This is my data structure, with Date Time being unique and used as index of a pandas dataframe with 700,000 rows with different dates.
| DateTime | Open | High | Low | Close | indicator |
2018-10-23 12:00:00 61.61 61.86 61.6 61.84 0
2018-10-23 12:05:00 61.82 61.98 61.76 61.98 0
2018-10-23 12:10:00 61.98 62.01 61.9 62.01 0
2018-10-23 12:15:00 62.05 62.15 62.01 62.02 0
2018-10-23 12:20:00 62.04 62.13 62.03 62.07 0
2018-10-23 12:25:00 62.08 62.19 62.05 62.19 1
2018-10-23 12:30:00 62.19 62.19 62.11 62.15 0
2018-10-23 12:35:00 62.13 62.24 62.12 62.22 1
2018-10-23 12:40:00 62.23 62.34 62.22 62.29 0
2018-10-23 12:45:00 62.3 62.37 62.21 62.25 0
I would like to slice the dataframe containing the rows only matching the following criteria- 1. the date of the rows must be the same as the row with indicator value of 1 2. only the rows going forward in time should be sliced
The code takes about 10-12 seconds to execute, is there of improving the time?
My Python code-
# data is a pandas dataframe as above
arr = []
temporarydf = data[data['indicator'] == 1]

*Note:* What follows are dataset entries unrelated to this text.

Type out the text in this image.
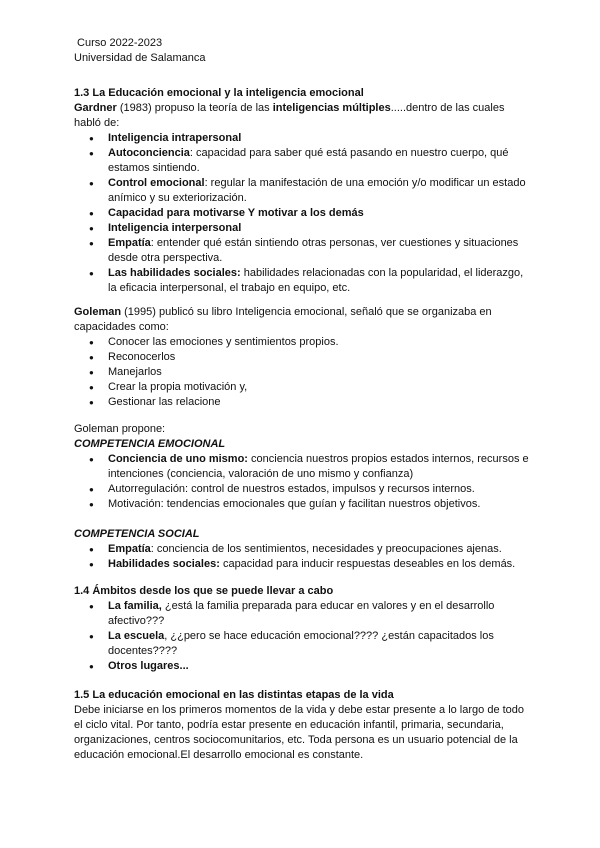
Curso 2022-2023
Universidad de Salamanca
1.3 La Educación emocional y la inteligencia emocional
Gardner (1983) propuso la teoría de las inteligencias múltiples.....dentro de las cuales habló de:
● Inteligencia intrapersonal
● Autoconciencia: capacidad para saber qué está pasando en nuestro cuerpo, qué estamos sintiendo.
● Control emocional: regular la manifestación de una emoción y/o modificar un estado anímico y su exteriorización.
● Capacidad para motivarse Y motivar a los demás
● Inteligencia interpersonal
● Empatía: entender qué están sintiendo otras personas, ver cuestiones y situaciones desde otra perspectiva.
● Las habilidades sociales: habilidades relacionadas con la popularidad, el liderazgo, la eficacia interpersonal, el trabajo en equipo, etc.
Goleman (1995) publicó su libro Inteligencia emocional, señaló que se organizaba en capacidades como:
● Conocer las emociones y sentimientos propios.
● Reconocerlos
● Manejarlos
● Crear la propia motivación y,
● Gestionar las relacione
Goleman propone:
COMPETENCIA EMOCIONAL
● Conciencia de uno mismo: conciencia nuestros propios estados internos, recursos e intenciones (conciencia, valoración de uno mismo y confianza)
● Autorregulación: control de nuestros estados, impulsos y recursos internos.
● Motivación: tendencias emocionales que guían y facilitan nuestros objetivos.
COMPETENCIA SOCIAL
● Empatía: conciencia de los sentimientos, necesidades y preocupaciones ajenas.
● Habilidades sociales: capacidad para inducir respuestas deseables en los demás.
1.4 Ámbitos desde los que se puede llevar a cabo
● La familia, ¿está la familia preparada para educar en valores y en el desarrollo afectivo???
● La escuela, ¿¿pero se hace educación emocional???? ¿están capacitados los docentes????
● Otros lugares...
1.5 La educación emocional en las distintas etapas de la vida
Debe iniciarse en los primeros momentos de la vida y debe estar presente a lo largo de todo el ciclo vital. Por tanto, podría estar presente en educación infantil, primaria, secundaria, organizaciones, centros sociocomunitarios, etc. Toda persona es un usuario potencial de la educación emocional.El desarrollo emocional es constante.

for i in range(len(temporaryDF)):
sliceddata = data[(data['DateTime'] > temporaryDF['DateTime'].iloc[i]) &
(data['DateTime'].dt.date ==
temporaryDF['DateTime'].iloc[i].date())]
arr.append(sliceddata)
Thank you.
you are unnecessarily looping as data is a unique class of pandas which has all the data stored in it. By looping you're rewriting temporarydf, the times you are looping. You could just try excluding the for loop and the contents outside it.